Jährlich erkranken bis zu 8,5 Millionen Menschen an dieser Infektion

Von Ernst-Wilhelm Pape
Bielefeld (WB). Das Risiko einer Pandemie, einer weltweiten Grippe-Epidemie, ist nach Meinung der Kassenärztlichen Vereinigung Westfalen-Lippe (KVWL) nicht zu unterschätzen. Jegliche Panik sei aber unangebracht, sagte gestern der zweite KVWL-Vorsitzende, Dr. Wolfgang-Axel Dryden, Allgemeinmediziner aus Kamen.
Der kleine Piks ist wichtig: Impfungen bieten vor vielen Infektionskrankheiten wie Grippe wirksamen Schutz. Dennoch bleibt diese kleine Patientin - wer will es ihr verübeln? - skeptisch. Foto: AOK
In der Vergangenheit seien infolge der Vogelgrippe auch etwa 60 menschliche Todesopfer zu beklagen gewesen. Diese Zahl sei weltweit jedoch gering in Anbetracht der jährlich zu verzeichnenden Todesopfer durch »normale« Influenza, sagte Dr. Dryden. Nach Angaben des Robert-Koch-Instituts fordere die Influenza-Epidemie allein in Deutschland jedes Jahr durchschnittlich 8000 Todesopfer. Im Winter 2002/2003 sollen es sogar bis zu 20 000 Tote gewesen sein.
Der wirksamste Schutz vor der immer noch unterschätzten Influenza biete nur eine entsprechende Impfung. Dryden: »Zwar steht in einigen Regionen derzeit nicht genügend Impfstoff zur Verfügung, allerdings hat das Gesundheitsministerium in Düsseldorf zugesagt, dass dieser Engpass Anfang November beseitigt ist. Deshalb mein Appell an alle Bürgerinnen und Bürger: Gehen Sie zu Ihrem Arzt und lassen Sie sich impfen.«
Nach Angaben des Landesinstituts für den öffentlichen Gesundheitsdienst schwankt die Zahl der Erkrankungen ja nach Stärke der Grippewelle von Jahr zu Jahr zwischen 1,5 und 8,5 Millionen. Die Zahl der Toten werde mit 3000 bis 30 000 angegeben, sagte Impfexperte Jürgen Rissland (38) dieser Zeitung. Rissland ist beim Landesinstitut Leiter des Grundsatzdezernates für Hygiene, Infektiologie und Impfwesen. Das Landesinstitut hat seinen Sitz in Bielefeld und verfügt in Münster über eine Außenstelle.
Bisher ließen sich bundesweit lediglich 24 Prozent der Bevölkerung gegen Grippe impfen, sagte Rissland. Bei der Risikogruppe - Menschen über 60 Jahre sowie Kinder, Jugendliche und Erwachsene mit erhöhter gesundheitlicher Gefährdung infolge eines Grundleidens - betrage die Rate 33 Prozent. Selbst bei Ärzten und dem Pflegepersonal sei die Impfrate mit zehn bis 15 Prozent gering. Rissland: »Ich hoffe, dass die Mediziner in Zukunft bei der Grippeschutzimpfung mit gutem Beispiel vorangehen.« Schließlich hätten Ärzte eine Vorbildfunktion.

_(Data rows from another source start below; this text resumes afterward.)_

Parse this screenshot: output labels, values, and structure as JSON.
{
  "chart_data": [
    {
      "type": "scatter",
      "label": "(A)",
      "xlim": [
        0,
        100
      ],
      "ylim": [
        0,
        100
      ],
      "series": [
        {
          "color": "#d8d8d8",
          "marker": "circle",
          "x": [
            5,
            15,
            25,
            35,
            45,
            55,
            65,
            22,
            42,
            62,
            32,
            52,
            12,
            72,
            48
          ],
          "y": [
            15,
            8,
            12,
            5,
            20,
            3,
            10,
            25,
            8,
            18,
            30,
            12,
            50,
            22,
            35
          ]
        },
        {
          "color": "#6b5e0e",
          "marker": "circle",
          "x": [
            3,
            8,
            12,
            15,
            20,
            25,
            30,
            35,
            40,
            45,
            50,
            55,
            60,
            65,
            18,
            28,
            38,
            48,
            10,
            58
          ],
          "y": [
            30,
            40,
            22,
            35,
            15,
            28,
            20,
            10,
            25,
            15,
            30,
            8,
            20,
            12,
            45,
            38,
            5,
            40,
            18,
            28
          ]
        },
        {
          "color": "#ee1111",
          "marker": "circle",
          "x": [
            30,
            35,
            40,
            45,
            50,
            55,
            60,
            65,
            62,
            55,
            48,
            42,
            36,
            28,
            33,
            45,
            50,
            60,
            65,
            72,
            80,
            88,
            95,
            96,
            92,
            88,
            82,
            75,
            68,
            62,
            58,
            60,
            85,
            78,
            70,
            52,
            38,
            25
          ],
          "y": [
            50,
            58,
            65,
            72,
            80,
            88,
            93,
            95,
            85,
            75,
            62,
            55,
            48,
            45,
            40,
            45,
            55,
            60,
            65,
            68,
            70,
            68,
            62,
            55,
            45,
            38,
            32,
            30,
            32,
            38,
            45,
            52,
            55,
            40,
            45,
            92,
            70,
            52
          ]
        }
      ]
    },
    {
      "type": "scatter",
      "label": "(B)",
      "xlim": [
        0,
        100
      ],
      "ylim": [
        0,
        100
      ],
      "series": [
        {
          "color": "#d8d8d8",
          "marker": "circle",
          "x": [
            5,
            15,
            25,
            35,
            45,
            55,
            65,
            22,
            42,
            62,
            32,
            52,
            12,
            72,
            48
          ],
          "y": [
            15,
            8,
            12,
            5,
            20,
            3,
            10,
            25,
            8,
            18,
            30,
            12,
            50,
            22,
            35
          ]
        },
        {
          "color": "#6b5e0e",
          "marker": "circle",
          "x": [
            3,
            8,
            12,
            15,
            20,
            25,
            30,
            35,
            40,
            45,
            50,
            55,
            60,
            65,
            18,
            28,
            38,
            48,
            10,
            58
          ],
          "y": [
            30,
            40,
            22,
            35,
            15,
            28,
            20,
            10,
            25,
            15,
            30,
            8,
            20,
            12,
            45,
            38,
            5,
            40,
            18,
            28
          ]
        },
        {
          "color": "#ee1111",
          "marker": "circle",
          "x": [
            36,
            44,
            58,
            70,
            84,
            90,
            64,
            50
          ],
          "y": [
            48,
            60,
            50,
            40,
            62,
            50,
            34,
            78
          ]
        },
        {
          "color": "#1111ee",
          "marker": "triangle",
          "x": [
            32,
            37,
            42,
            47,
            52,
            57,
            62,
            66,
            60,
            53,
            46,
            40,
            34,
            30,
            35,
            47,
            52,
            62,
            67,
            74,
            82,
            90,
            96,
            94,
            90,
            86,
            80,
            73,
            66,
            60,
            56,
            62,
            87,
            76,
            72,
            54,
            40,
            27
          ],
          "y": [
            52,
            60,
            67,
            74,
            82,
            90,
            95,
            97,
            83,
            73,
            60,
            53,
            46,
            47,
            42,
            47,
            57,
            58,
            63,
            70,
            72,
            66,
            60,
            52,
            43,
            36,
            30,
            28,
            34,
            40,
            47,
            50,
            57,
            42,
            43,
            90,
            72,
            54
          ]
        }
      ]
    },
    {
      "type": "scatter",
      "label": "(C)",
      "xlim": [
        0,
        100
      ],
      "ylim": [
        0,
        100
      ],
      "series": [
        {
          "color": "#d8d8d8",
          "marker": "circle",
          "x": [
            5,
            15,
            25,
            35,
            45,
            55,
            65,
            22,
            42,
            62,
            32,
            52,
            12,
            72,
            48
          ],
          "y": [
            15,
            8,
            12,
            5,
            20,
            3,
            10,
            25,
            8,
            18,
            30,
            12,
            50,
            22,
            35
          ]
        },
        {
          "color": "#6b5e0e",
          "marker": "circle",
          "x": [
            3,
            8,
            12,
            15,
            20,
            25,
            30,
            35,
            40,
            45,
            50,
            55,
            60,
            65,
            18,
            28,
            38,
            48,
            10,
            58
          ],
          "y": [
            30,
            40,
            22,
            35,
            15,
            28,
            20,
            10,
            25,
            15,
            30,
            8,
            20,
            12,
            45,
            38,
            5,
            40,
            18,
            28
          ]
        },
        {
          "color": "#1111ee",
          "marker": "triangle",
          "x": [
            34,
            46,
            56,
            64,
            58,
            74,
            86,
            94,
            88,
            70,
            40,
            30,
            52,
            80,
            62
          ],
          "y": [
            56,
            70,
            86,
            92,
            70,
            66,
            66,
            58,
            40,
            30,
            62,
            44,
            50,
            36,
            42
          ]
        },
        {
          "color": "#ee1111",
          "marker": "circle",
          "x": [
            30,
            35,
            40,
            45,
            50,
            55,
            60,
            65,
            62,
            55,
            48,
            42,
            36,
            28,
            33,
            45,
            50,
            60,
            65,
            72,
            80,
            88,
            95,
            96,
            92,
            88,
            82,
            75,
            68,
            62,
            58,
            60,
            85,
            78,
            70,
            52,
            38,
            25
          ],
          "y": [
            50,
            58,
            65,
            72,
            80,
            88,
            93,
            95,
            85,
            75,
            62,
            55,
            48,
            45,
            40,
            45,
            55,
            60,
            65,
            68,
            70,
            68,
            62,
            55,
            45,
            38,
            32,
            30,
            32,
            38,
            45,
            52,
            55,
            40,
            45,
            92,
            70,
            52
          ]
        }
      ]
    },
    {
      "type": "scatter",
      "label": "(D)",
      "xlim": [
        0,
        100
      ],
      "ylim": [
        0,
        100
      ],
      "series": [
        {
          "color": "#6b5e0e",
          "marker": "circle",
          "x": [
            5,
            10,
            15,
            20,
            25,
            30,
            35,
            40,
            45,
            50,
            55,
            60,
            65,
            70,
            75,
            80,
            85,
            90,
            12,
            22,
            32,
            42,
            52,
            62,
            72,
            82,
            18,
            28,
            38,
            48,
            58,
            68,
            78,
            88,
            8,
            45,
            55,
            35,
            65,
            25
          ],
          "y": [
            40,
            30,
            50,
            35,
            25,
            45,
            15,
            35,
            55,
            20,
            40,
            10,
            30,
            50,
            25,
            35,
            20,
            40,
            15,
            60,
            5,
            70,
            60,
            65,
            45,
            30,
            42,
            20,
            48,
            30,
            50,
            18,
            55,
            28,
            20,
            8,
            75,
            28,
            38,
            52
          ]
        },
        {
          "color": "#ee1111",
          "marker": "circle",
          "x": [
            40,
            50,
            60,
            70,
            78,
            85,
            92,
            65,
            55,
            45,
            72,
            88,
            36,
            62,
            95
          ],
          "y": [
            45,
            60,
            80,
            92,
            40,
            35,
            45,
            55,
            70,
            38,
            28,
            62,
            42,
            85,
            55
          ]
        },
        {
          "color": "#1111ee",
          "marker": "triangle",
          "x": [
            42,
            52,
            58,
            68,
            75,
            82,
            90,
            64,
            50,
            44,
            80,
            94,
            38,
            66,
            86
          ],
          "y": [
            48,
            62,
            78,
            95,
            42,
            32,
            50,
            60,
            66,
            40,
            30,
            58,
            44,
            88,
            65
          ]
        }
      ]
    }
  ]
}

Einen Ausbruch der Grippewelle erwartet Rissländer bundesweit in einzelnen Regionen Ende Dezember. In Nordrhein-Westfalen gehe es vermutlich Ende der Weihnachtsferien los. Die Welle ebbe Ende März, Anfang April ab.
Bundesweit würden 20 Millionen Impfdosen für die Bevölkerung bereitgehalten. Im vergangenen Jahr seien nur 18 Millionen genutzt worden. Zwei Millionen Impfen hätten entsorgt werden müssen, da der Stoff nicht haltbar sei. Im Hinblick auf die näher rückende Vogelgrippe würden die Pharmaunternehmen ihre Produktionskapazitäten erhöhen, um genügend Impfstoff gegen die »normale« Grippe zu produzieren.
Zur Vorbeugung gegen die Gefahren, die von einem weltweiten Ausbruch eines neuartigen Grippevirus' ausgehen könnten, hatte die NRW-Landesregierung bereits im Juli die Bevorratung von virenhemmenden Medikamenten beschlossen. 33,5 Millionen Euro wurden dafür zur Verfügung gestellt. Diese Medikamente würden Zug um Zug angeschafft, sagte Rissländer.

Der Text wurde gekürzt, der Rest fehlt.